Entertainment

Abigail Disney Doc – The Hollywood Reporter

Think of this the next time you go to Disneyland and you find yourself hugging one of those adorable costumed characters: The person wearing that costume may not be getting medical care. Or don’t have enough money to pay rent and are sleeping in their car. Either existing on the grocery store from food stamps or a grocery store.

That’s the sobering message of Abigail Disney and Kathleen Hughes’ new documentary, American Dreams and other fairy tales, had its world premiere at the Sundance Film Festival. Disneyland may be the “Happiest Place on Earth” for those who can afford to visit, but not so much for its “cast,” as the company dislikes its workers.

The American Dream and Other Fairy Tales

Key point

The Disney name makes the film’s arguments more convincing.

Location: Sundance Film Festival (Special Screening)

Directors: Abigail Disney, Kathleen Hughes

1 hour 26 minutes

Abigail Disney has been on a crusade to unravel economic inequality for years, and she’s in a rather unique position to do so, as the granddaughter of company co-founder Roy . “Having a Disney last name is like having a weird superpower you didn’t ask for,” she comments in the film, later admitting that she feels “complicit” as her considerable fortune comes primarily from being inheritance of company shares.

Those shares are monstrously valuable, thanks in no small part to the company that – like many other companies in the US – prioritizes profits and shareholders over the lives of its employees (sorry, “members”) ). The documentary features commentary by five of those employees, who worked there between 5 and 47 years. They describe in hauntingly vivid detail of their struggle to make ends meet on $15 an hour, plus 75 cents an hour for the night shift. This amount doesn’t go far in the Anaheim/Orange Country area, where a recent analysis has shown a living wage will be above $24 an hour. The plight of workers has become even more dire during the pandemic, as thousands of people have been laid off.
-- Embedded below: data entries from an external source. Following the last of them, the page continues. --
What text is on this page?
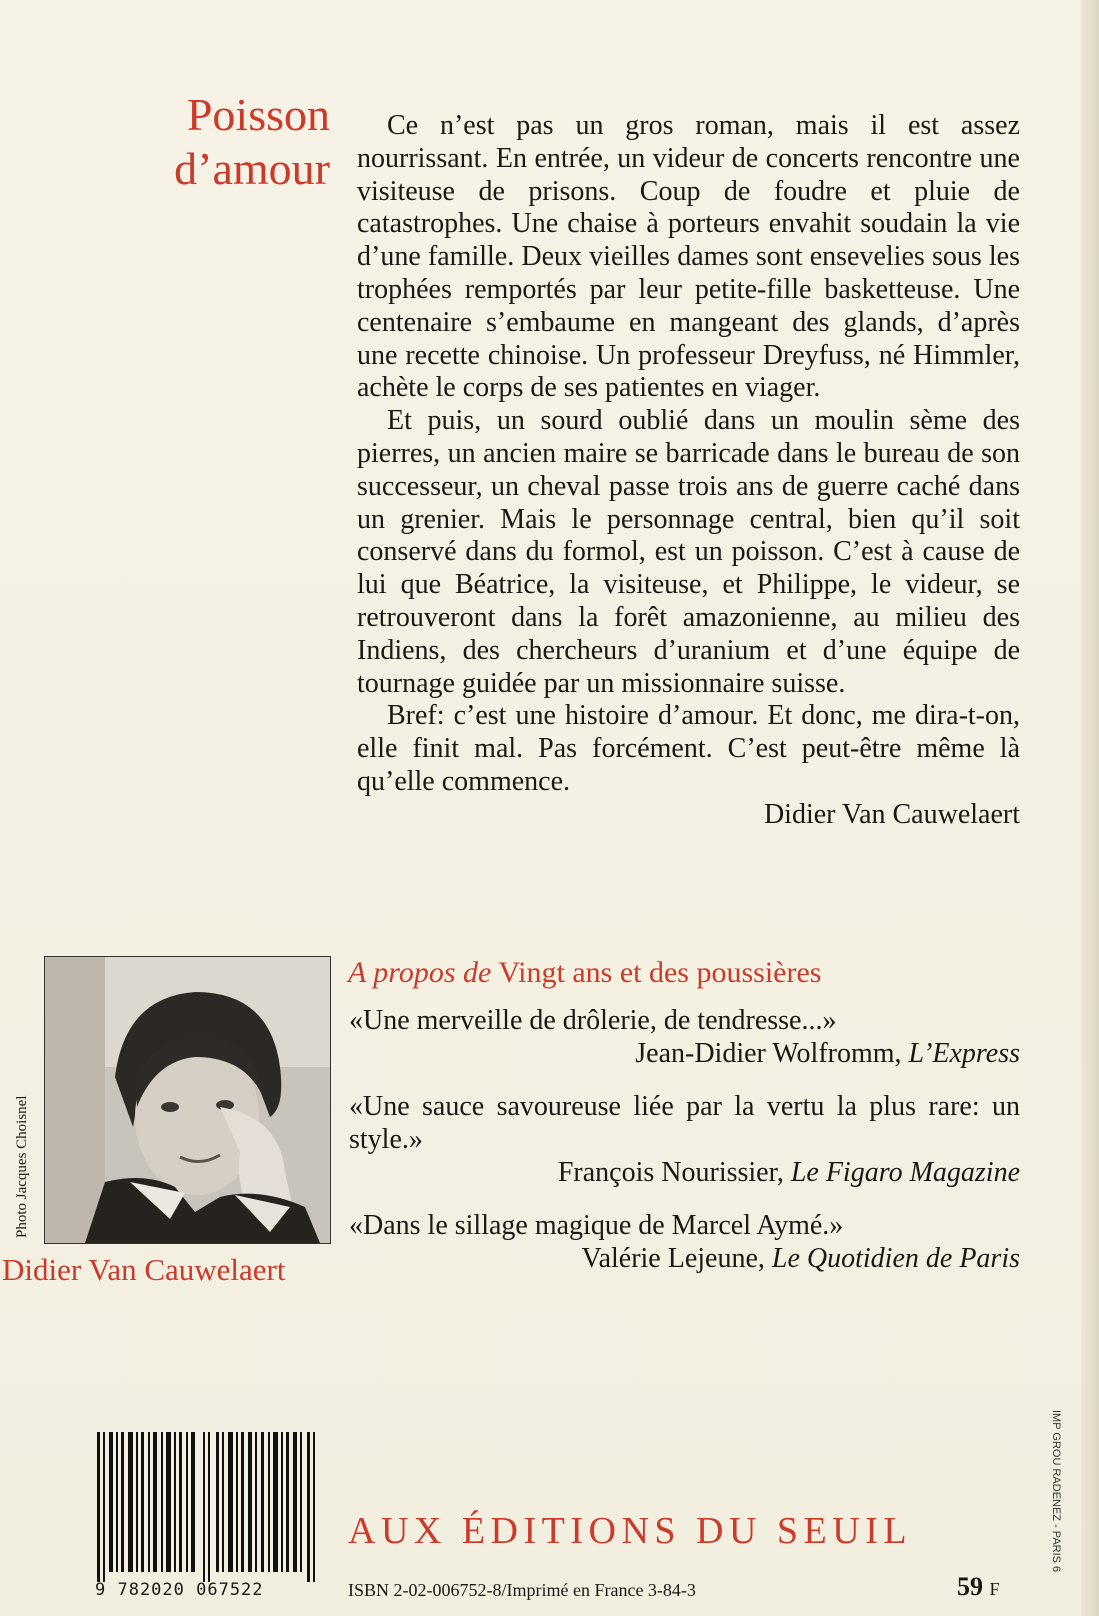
Poisson
d’amour

Ce n’est pas un gros roman, mais il est assez nourrissant. En entrée, un videur de concerts rencontre une visiteuse de prisons. Coup de foudre et pluie de catastrophes. Une chaise à porteurs envahit soudain la vie d’une famille. Deux vieilles dames sont ensevelies sous les trophées remportés par leur petite-fille basketteuse. Une centenaire s’embaume en mangeant des glands, d’après une recette chinoise. Un professeur Dreyfuss, né Himmler, achète le corps de ses patientes en viager.

Et puis, un sourd oublié dans un moulin sème des pierres, un ancien maire se barricade dans le bureau de son successeur, un cheval passe trois ans de guerre caché dans un grenier. Mais le personnage central, bien qu’il soit conservé dans du formol, est un poisson. C’est à cause de lui que Béatrice, la visiteuse, et Philippe, le videur, se retrouveront dans la forêt amazonienne, au milieu des Indiens, des chercheurs d’uranium et d’une équipe de tournage guidée par un missionnaire suisse.

Bref: c’est une histoire d’amour. Et donc, me dira-t-on, elle finit mal. Pas forcément. C’est peut-être même là qu’elle commence.

Didier Van Cauwelaert
A propos de Vingt ans et des poussières
«Une merveille de drôlerie, de tendresse...»
Jean-Didier Wolfromm, L’Express
«Une sauce savoureuse liée par la vertu la plus rare: un style.»
François Nourissier, Le Figaro Magazine
«Dans le sillage magique de Marcel Aymé.»
Valérie Lejeune, Le Quotidien de Paris
Photo Jacques Choisnel
Didier Van Cauwelaert
9 782020 067522
AUX ÉDITIONS DU SEUIL
ISBN 2-02-006752-8/Imprimé en France 3-84-3	59 F
IMP GROU RADENEZ - PARIS 6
Contrast their situation with former CEO Bob Iger, whose 2018 earnings were $65 million. In 1967, Roy Disney’s salary, including stock options, was just 78 times what the lowest worker wages were, compared with a difference of thousands today. “The Disney Company is unfounded by the growing inequality in America,” said one of the film’s heads, which includes several college professors and writers like Kurt Andersen and Neal Gabler, author of the film, commented. Walt Disney: Victory of the American Imagination. An Anaheim City Council member described Anaheim as a “two-city story,” with a severely degraded southern area not benefiting from the massive subsidies and tax breaks afforded Disney and Disney. other amusement parks.

The film includes Disney testifying before a congressional committee, where she is accused of promoting “socialism” and “Marxism” by Republicans, unsurprisingly. She also wrote to Iger, who responded by acknowledging the company’s workers’ problems but blaming the government for failing them.

The American Dream and Other Fairy Tales falters slightly when it expands its scope to consider the dramatic rise in economic inequality in the US, from middle-class prosperity in the 1950s to the current era in which there are so many workers earn a minimum wage but not a living wage. It’s not that the film’s arguments are implausible, including one commentator that vividly describes the “unification of America” ​​that began in the 1980s and the damning indictments of political actors. such as Ronald Reagan and the economist Milton Friedman. But it all feels familiar after so many documentaries that explore similar themes.

At times, the movie gets a little too cute, as it includes a discussion between Abigail and her sister Susan, in which the latter suggests that she make a movie to deal with the issues. “Well, that’s the meta,” admitted Abigail.

Still, the film makes an incredibly powerful, timely, and important statement, especially coming from someone whose name carries such symbolic weight. Disney deserves huge credit for standing up for what’s right, even if it means biting into the hand of her nurturing family.